I learned a lot from visiting the Everglades National Park. I didn’t know that the male mosquito pollinates the local orchid. I was unaware that there is a water plant in the glades that consumes mosquito larvae. That makes it a carnivorous entity. I also didn’t know that at mating time, the bull alligator physically poses himself in a curved position, makes a call to lure the female, and when they meet, he pulls her down with her testing him to see if he succeeds at keeping her down, then she accepts the romance. Otherwise, she leaves with the attitude, ‘see you later, alligator’.

Yes, the walk and the ride by tram were both educational. Experience also confirmed for me after seeing, hearing, and some interaction with birds and animals (no, we didn’t get too close to the gators), that the creatures of the wild are easier to deal with than humans.

Back at the Miami Iskcon Centre, I saw a good side of humans, which was one of cooperation and enthusiasm. Basically, I was facilitating a group of Krishna followers in organizing sankirtan in three categories – food, book, and mantra distribution. This approach to devotional life is generally a morale booster. Everyone went home feeling fulfilled, renewed and hopeful at the prospect of increasing their devotional output.

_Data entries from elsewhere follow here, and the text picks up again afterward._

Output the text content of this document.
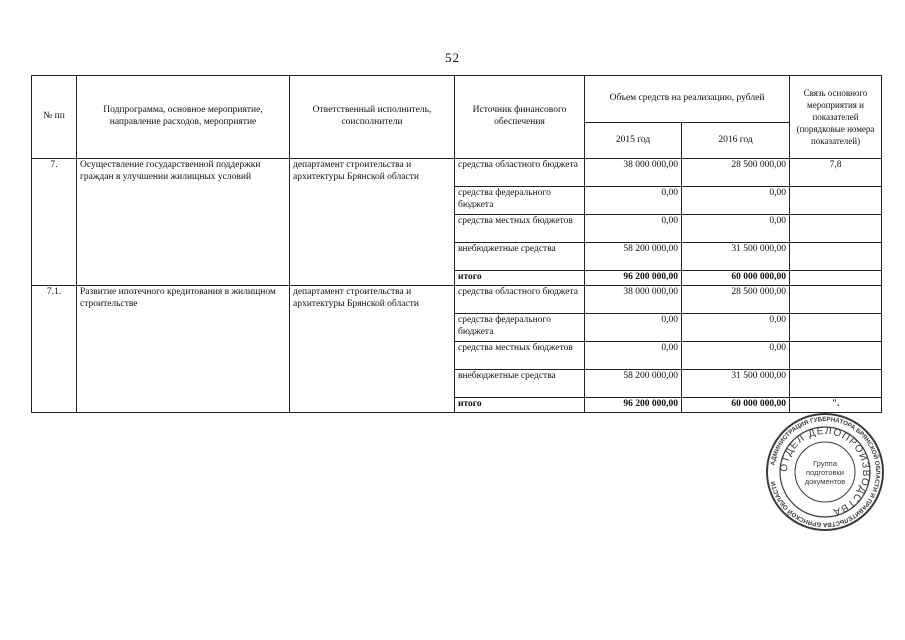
52
№ пп	Подпрограмма, основное мероприятие, направление расходов, мероприятие	Ответственный исполнитель, соисполнители	Источник финансового обеспечения	Объем средств на реализацию, рублей		Связь основного мероприятия и показателей (порядковые номера показателей)
				2015 год	2016 год	
7.	Осуществление государственной поддержки граждан в улучшении жилищных условий	департамент строительства и архитектуры Брянской области	средства областного бюджета	38 000 000,00	28 500 000,00	7,8
			средства федерального бюджета	0,00	0,00	
			средства местных бюджетов	0,00	0,00	
			внебюджетные средства	58 200 000,00	31 500 000,00	
			итого	96 200 000,00	60 000 000,00	
7.1.	Развитие ипотечного кредитования в жилищном строительстве	департамент строительства и архитектуры Брянской области	средства областного бюджета	38 000 000,00	28 500 000,00	
			средства федерального бюджета	0,00	0,00	
			средства местных бюджетов	0,00	0,00	
			внебюджетные средства	58 200 000,00	31 500 000,00	
			итого	96 200 000,00	60 000 000,00	".
АДМИНИСТРАЦИЯ ГУБЕРНАТОРА БРЯНСКОЙ ОБЛАСТИ И ПРАВИТЕЛЬСТВА БРЯНСКОЙ ОБЛАСТИ
ОТДЕЛ ДЕЛОПРОИЗВОДСТВА
Группа
подготовки
документов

My final adventure of the day was an encounter with the police. I was walking in the dark in a residential neighborhood near my host’s home when a police cab pulled over. The officer coming out asked what I was doing. I explained.

“I got a couple of calls, people here don’t see too many monks in orange robes.”

I explained, “I’m visiting, I’m from Canada.” I gave him my card.

Two more police cars came over after they received the report. The police just came over to say they wanted to see the walking monk. They were congenial, kind, although in the beginning of the urgent calls they received, it was likely a response to terroristic paranoia.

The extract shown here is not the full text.